Using transient expression techniques developed at the John Innes Centre, the team reconstructed the chemical pathway in a tobacco plant, demonstrating for the first time ‘tree-free’ production of this highly valuable compound.
Our study opens unprecedented opportunities for bioengineering vaccine adjuvants. We can now investigate and improve these compounds to enhance human immunity to the vaccine and develop QS-21 in a way that does not rely on extracts from soap rind.”
Professor Anne Osborne FRS, Group Leader of the John Innes Centre
Vaccine adjuvants are immunostimulants that prime the body’s response to vaccines — and are a key component of human vaccines for shingles, malaria and others under development.
QS-21, a potent adjuvant, is derived directly from the bark of the soapbark tree, raising concerns about the environmental sustainability of its supply.
For years, researchers and industry partners have sought ways to create molecules in alternative expression systems such as yeast or tobacco plants. But lack of knowledge about the complex structure of the molecule and its biochemical pathway in plants has so far hindered this.
Previously researchers in Professor Osborne’s group assembled the initial part of the pathway that forms the scaffolding structure for QS-21. However, the search for the long complete pathway, the acyl chain that forms an important part of the molecule that stimulates immune cells, remains incomplete.
A new study shows that Nature Chemical BiologyJohn Innes Center researchers used a variety of gene discovery methods to identify about 70 candidate genes and transfer them to tobacco plants.
By analyzing gene expression patterns and products supported by the metabolomic and nuclear magnetic resonance (NMR) platforms at the John Innes Center, they were able to narrow down the search to a final 20 genes and enzymes that make up the QS-21 pathway.

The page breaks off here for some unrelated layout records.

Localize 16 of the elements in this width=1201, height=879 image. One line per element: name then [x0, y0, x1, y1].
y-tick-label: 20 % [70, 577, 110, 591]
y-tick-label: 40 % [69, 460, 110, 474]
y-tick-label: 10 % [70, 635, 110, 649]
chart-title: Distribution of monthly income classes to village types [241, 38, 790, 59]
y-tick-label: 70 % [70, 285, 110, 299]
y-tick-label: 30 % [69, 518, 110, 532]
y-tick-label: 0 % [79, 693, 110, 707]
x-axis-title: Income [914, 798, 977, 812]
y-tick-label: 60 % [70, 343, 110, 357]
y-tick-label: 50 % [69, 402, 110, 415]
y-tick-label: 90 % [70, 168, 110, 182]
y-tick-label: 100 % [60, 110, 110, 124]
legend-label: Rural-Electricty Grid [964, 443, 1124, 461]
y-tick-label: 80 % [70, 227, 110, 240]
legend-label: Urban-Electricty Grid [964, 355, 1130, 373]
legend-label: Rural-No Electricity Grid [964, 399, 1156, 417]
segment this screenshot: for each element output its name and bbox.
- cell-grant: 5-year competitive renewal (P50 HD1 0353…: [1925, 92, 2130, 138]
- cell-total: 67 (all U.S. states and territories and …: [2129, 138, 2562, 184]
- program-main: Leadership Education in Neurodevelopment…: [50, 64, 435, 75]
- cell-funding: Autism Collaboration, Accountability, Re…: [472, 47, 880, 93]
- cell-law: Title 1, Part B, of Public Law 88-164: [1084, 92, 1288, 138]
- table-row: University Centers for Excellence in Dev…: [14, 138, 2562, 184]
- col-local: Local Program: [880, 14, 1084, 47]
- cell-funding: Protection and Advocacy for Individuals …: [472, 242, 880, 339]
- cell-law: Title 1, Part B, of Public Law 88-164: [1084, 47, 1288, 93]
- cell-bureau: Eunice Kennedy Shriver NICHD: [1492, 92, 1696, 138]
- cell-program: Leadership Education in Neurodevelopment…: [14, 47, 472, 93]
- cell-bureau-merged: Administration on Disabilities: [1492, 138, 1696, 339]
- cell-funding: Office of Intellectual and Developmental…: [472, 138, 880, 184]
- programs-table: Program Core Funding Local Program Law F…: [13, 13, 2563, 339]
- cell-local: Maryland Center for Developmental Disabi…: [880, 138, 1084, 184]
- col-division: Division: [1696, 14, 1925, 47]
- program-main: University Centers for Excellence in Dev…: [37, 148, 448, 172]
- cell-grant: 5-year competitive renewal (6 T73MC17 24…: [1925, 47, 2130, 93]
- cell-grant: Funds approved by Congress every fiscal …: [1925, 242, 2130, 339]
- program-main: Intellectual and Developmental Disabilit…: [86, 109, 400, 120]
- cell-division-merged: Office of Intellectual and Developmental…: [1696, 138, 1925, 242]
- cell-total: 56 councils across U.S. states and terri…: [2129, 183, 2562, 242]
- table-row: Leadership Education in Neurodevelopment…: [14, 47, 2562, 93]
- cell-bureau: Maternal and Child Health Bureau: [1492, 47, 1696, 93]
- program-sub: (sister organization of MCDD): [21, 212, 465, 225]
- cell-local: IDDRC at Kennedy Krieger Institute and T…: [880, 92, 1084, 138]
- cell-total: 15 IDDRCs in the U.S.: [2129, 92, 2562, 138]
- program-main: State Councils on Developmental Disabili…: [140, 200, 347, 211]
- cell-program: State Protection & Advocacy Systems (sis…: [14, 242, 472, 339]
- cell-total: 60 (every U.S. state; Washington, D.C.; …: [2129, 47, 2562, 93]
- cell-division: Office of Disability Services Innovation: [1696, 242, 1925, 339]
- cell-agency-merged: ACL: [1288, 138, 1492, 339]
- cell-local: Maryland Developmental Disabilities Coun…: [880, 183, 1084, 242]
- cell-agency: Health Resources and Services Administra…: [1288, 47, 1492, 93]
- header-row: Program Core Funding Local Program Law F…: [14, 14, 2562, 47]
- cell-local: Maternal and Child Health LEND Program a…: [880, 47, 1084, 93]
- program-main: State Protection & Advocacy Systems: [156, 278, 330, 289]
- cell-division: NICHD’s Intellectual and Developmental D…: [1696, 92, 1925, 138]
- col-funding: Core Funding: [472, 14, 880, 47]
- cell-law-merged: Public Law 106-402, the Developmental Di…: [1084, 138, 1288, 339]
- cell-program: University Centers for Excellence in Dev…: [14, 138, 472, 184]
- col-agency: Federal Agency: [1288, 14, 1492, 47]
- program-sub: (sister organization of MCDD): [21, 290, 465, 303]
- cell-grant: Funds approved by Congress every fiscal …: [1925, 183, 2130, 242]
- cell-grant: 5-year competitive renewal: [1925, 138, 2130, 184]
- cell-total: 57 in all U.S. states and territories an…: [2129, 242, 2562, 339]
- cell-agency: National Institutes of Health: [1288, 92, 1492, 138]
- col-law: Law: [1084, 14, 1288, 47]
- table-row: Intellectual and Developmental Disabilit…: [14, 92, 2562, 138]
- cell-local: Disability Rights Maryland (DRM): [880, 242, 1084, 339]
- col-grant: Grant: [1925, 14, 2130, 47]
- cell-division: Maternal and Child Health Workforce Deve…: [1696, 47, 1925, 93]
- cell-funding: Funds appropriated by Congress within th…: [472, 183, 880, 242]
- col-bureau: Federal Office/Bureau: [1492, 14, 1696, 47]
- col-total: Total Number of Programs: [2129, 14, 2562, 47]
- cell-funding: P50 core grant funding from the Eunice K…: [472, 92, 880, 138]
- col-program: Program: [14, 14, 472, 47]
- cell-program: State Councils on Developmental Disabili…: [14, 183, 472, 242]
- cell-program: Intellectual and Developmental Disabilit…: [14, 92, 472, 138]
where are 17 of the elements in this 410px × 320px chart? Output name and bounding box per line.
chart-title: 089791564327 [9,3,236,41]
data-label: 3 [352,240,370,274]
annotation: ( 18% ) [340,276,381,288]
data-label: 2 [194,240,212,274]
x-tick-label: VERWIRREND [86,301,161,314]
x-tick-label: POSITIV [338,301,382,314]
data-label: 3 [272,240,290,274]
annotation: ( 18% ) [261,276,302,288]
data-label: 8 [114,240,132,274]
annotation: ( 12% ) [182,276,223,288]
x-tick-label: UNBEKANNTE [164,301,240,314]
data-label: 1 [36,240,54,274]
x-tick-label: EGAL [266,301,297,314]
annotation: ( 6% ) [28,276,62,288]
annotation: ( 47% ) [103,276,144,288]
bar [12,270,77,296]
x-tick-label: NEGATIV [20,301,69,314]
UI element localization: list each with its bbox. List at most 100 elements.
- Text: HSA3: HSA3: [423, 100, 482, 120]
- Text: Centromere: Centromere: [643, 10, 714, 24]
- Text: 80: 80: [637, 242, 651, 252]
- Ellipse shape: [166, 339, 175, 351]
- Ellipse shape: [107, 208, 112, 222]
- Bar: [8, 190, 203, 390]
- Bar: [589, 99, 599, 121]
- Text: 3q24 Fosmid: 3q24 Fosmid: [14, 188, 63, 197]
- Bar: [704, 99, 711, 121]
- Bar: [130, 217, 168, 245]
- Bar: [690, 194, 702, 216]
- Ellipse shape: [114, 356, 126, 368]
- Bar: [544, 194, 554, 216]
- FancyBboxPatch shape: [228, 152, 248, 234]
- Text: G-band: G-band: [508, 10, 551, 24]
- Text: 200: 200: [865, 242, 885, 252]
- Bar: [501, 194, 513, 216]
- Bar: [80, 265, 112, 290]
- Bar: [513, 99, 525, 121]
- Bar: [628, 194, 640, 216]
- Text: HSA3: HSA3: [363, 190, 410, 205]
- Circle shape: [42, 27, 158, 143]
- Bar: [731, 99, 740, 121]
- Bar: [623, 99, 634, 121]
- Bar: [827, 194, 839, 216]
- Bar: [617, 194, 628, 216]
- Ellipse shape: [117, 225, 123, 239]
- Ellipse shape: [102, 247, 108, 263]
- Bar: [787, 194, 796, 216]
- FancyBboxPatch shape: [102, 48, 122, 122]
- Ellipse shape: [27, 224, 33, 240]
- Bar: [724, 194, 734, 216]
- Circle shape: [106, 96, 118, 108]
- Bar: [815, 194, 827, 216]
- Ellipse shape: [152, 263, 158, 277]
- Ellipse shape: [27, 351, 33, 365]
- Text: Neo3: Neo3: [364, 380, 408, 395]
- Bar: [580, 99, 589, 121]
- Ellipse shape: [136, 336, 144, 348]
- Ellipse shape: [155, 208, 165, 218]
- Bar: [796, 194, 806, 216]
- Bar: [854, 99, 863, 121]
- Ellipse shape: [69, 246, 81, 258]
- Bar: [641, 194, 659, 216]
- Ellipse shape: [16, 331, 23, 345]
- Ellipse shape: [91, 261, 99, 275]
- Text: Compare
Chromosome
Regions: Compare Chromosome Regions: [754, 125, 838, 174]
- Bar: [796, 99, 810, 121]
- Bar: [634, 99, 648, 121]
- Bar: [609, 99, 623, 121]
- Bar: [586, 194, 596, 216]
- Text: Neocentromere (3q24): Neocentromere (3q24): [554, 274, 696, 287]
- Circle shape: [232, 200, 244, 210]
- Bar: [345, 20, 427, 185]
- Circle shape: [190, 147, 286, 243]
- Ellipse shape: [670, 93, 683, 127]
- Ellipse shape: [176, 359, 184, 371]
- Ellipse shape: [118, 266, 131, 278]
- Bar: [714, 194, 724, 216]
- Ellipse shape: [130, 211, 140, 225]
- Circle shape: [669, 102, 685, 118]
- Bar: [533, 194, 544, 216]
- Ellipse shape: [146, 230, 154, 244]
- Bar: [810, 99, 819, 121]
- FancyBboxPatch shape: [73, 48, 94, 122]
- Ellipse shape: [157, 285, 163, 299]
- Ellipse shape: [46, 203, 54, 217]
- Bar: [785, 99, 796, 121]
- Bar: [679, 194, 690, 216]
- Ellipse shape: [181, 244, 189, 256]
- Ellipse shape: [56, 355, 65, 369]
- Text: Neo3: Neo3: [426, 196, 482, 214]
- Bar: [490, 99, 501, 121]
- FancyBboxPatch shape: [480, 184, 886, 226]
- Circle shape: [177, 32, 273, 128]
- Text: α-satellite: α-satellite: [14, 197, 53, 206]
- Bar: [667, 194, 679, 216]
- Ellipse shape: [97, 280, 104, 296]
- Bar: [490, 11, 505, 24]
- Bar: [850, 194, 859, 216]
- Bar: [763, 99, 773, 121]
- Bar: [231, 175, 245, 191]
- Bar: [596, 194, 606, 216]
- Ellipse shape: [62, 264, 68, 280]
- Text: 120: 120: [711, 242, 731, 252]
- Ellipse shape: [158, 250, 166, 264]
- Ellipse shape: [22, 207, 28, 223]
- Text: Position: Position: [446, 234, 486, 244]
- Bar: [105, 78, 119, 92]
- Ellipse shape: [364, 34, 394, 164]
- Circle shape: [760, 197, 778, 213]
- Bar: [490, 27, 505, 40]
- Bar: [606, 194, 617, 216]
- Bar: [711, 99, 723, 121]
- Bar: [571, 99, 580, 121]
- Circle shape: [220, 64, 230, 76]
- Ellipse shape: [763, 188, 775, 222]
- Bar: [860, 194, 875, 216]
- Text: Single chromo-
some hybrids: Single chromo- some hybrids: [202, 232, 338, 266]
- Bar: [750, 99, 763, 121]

First author Dr Laetitia Martin said: “This is the first time QS-21 has been produced in a heterologous expression system. This means we can better understand how this molecule works and how we can address issues of scale and toxicity.
“What’s so rewarding is that this molecule is used in vaccines and my project impacts people’s lives by being able to make it more sustainable. It’s amazing to think that something so scientifically rewarding can bring so much good to society.”
“On a personal level this scientific research has been extremely rewarding. I am not a chemist so I could not have done it without the support of the John Innes Center Metabolomics Platform and the Chemistry Platform.”
The team has partnered with Plant Biosciences Limited PBL (Plant Biosciences Limited) Norwich Limited who are leading the commercialization of the project.
Complete biosynthesis of the potent vaccine adjuvant QS-21 is demonstrated Nature Chemical Biology.
Martin, LBB, etc (2024). Complete biosynthesis of potent adjuvant vaccine QS-21. Nature Chemical Biology. doi.org/10.1038/s41589-023-01538-5.